2. Implement fallback logic
if (similarChunks.length === 0 || similarChunks[0].similarity < 0.6) {
return {
answer:
"I don't have enough information to answer this question confidently.",
sources: [],
confidence: "low",
};
}
3. Return source citations
Build trust by showing users where the information came from:
return {
answer: response.getContent(),
sources: similarChunks.map((chunk) => ({
document: chunk.metadata,
relevanceScore: chunk.similarity,
excerpt: chunk.text_chunk.substring(0, 100) + "...",
})),
};
4. Cache frequently asked questions
const cache = new Map();
export async function cachedRAGQuery(userQuery: string) {
const cacheKey = userQuery.toLowerCase().trim();
if (cache.has(cacheKey)) {
console.log('✅ Returning cached result');
return cache.get(cacheKey);
}
const result = await askQuestionWithRAG(userQuery);
cache.set(cacheKey, result);
return result;
}
5. Handle edge cases
// Check for empty queries
if (!userQuery || userQuery.trim().length < 3) {
throw new Error("Query is too short. Please provide more details.");
}
// Limit query length
if (userQuery.length > 500) {
throw new Error("Query is too long.
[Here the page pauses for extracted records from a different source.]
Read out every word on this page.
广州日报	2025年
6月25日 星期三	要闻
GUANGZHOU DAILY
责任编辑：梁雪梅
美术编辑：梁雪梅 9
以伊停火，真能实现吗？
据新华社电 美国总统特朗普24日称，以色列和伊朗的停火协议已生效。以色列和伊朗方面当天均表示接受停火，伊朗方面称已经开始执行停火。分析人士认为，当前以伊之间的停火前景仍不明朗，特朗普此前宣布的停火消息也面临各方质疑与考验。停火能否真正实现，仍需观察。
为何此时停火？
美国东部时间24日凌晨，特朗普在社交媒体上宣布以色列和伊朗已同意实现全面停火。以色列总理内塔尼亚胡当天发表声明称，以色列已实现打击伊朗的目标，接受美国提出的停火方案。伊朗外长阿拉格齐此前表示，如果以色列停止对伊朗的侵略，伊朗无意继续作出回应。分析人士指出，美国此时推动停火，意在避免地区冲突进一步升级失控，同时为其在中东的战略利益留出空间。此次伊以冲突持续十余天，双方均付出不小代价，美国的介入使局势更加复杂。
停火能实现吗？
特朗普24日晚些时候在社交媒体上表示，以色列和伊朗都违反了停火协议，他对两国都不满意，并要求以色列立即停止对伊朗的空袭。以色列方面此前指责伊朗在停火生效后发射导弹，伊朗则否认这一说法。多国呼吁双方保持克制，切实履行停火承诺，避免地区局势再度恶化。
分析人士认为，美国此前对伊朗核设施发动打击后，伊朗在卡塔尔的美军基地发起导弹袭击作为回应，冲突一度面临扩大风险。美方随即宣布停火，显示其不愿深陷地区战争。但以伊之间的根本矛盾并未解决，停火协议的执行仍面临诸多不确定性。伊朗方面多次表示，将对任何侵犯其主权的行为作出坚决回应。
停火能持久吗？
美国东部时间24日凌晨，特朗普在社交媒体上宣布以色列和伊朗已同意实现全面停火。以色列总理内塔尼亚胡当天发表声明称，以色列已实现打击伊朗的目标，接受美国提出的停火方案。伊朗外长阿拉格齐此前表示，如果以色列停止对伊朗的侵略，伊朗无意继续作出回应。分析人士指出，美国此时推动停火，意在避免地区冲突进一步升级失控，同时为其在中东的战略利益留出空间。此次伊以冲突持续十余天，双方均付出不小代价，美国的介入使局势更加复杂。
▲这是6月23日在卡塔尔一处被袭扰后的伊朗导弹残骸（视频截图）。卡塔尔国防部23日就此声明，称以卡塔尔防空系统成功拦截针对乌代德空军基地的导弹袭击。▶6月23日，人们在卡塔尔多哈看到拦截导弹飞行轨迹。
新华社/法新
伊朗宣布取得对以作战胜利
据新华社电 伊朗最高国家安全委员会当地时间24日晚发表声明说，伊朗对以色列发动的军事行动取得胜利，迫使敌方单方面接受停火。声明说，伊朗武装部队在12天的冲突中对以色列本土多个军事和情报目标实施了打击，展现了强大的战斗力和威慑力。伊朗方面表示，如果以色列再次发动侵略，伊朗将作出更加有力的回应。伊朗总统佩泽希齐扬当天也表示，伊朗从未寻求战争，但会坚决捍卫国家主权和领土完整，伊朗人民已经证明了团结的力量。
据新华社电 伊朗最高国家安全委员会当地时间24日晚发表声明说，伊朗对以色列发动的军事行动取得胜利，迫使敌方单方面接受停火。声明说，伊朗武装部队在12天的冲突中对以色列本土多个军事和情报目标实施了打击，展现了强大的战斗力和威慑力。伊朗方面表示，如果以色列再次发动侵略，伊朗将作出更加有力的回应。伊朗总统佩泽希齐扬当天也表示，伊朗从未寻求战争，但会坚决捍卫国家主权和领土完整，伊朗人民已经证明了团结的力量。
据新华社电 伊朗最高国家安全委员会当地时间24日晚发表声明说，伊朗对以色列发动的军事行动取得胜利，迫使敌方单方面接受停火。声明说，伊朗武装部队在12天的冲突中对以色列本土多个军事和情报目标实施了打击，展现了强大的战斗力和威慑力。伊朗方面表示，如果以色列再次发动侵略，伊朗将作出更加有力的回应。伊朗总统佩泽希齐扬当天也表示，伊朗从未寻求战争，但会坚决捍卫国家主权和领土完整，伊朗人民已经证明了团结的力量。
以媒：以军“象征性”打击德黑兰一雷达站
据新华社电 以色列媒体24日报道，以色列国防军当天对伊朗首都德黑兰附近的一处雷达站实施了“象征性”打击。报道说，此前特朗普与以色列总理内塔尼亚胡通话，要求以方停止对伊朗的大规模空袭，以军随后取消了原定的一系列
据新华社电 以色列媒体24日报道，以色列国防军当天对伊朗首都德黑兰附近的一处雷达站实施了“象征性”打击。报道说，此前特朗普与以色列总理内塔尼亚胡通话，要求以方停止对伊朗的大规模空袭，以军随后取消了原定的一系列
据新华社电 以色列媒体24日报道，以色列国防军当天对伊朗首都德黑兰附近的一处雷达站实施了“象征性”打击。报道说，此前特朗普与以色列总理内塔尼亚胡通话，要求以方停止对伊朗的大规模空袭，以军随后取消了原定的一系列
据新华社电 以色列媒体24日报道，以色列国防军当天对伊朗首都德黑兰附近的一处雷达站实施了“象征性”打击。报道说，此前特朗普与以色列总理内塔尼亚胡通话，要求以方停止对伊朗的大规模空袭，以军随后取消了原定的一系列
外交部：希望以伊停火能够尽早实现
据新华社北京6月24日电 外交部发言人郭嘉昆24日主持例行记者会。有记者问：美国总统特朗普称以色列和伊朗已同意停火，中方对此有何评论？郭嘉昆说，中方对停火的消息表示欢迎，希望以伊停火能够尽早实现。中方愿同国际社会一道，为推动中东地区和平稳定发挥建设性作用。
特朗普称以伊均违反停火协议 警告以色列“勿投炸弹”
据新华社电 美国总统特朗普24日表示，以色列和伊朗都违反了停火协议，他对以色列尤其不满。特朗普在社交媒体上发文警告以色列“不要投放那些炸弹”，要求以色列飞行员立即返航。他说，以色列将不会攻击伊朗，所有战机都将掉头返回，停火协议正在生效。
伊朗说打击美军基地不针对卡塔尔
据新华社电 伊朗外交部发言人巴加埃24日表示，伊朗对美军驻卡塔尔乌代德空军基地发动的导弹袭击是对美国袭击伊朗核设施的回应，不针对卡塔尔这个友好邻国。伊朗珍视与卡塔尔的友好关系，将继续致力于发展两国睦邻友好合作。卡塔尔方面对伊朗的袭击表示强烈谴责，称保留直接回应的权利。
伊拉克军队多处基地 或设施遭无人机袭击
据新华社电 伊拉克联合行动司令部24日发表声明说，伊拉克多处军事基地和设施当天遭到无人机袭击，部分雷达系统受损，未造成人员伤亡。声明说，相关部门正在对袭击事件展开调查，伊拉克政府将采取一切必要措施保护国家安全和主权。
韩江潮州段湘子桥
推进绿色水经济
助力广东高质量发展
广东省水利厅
Please keep it under 500 characters.");
}
Production considerations
Error Handling: Implement proper error handling for embedding failures, vector search timeouts, and LLM API errors.
Performance Optimization:
- Cache frequently embedded queries
- Use connection pooling for database access
- Batch document processing
Cost Management:
- Monitor token usage for embeddings and LLM completions
- Implement rate limiting
- Set up usage alerts
Quality Monitoring:
- Log similarity scores
- Implement user feedback mechanisms
- A/B test different chunk sizes
Security:
- Implement proper authentication and authorization
- Audit access to sensitive documents
- Consider data residency requirements
Wrapping up
This 3-part series walked through a complete RAG application on SAP BTP. It covered:
Part 1: The fundamentals of RAG, vector embeddings, and SAP AI services
Part 2: Building a vector store with CAP and HANA Cloud
Part 3: Implementing the RAG flow with orchestration and grounding
The key takeaways:
- SAP HANA Cloud's vector engine integrates seamlessly with your existing HANA instances
- The SAP Cloud SDK for AI handles the complexity of connecting to different LLM providers
- The orchestration service gives you flexible control over your RAG workflows
- Production readiness requires error handling, caching, monitoring, and security
RAG is rapidly evolving with new techniques emerging regularly. The foundation in this series gives you the flexibility to adopt these advanced techniques as they mature.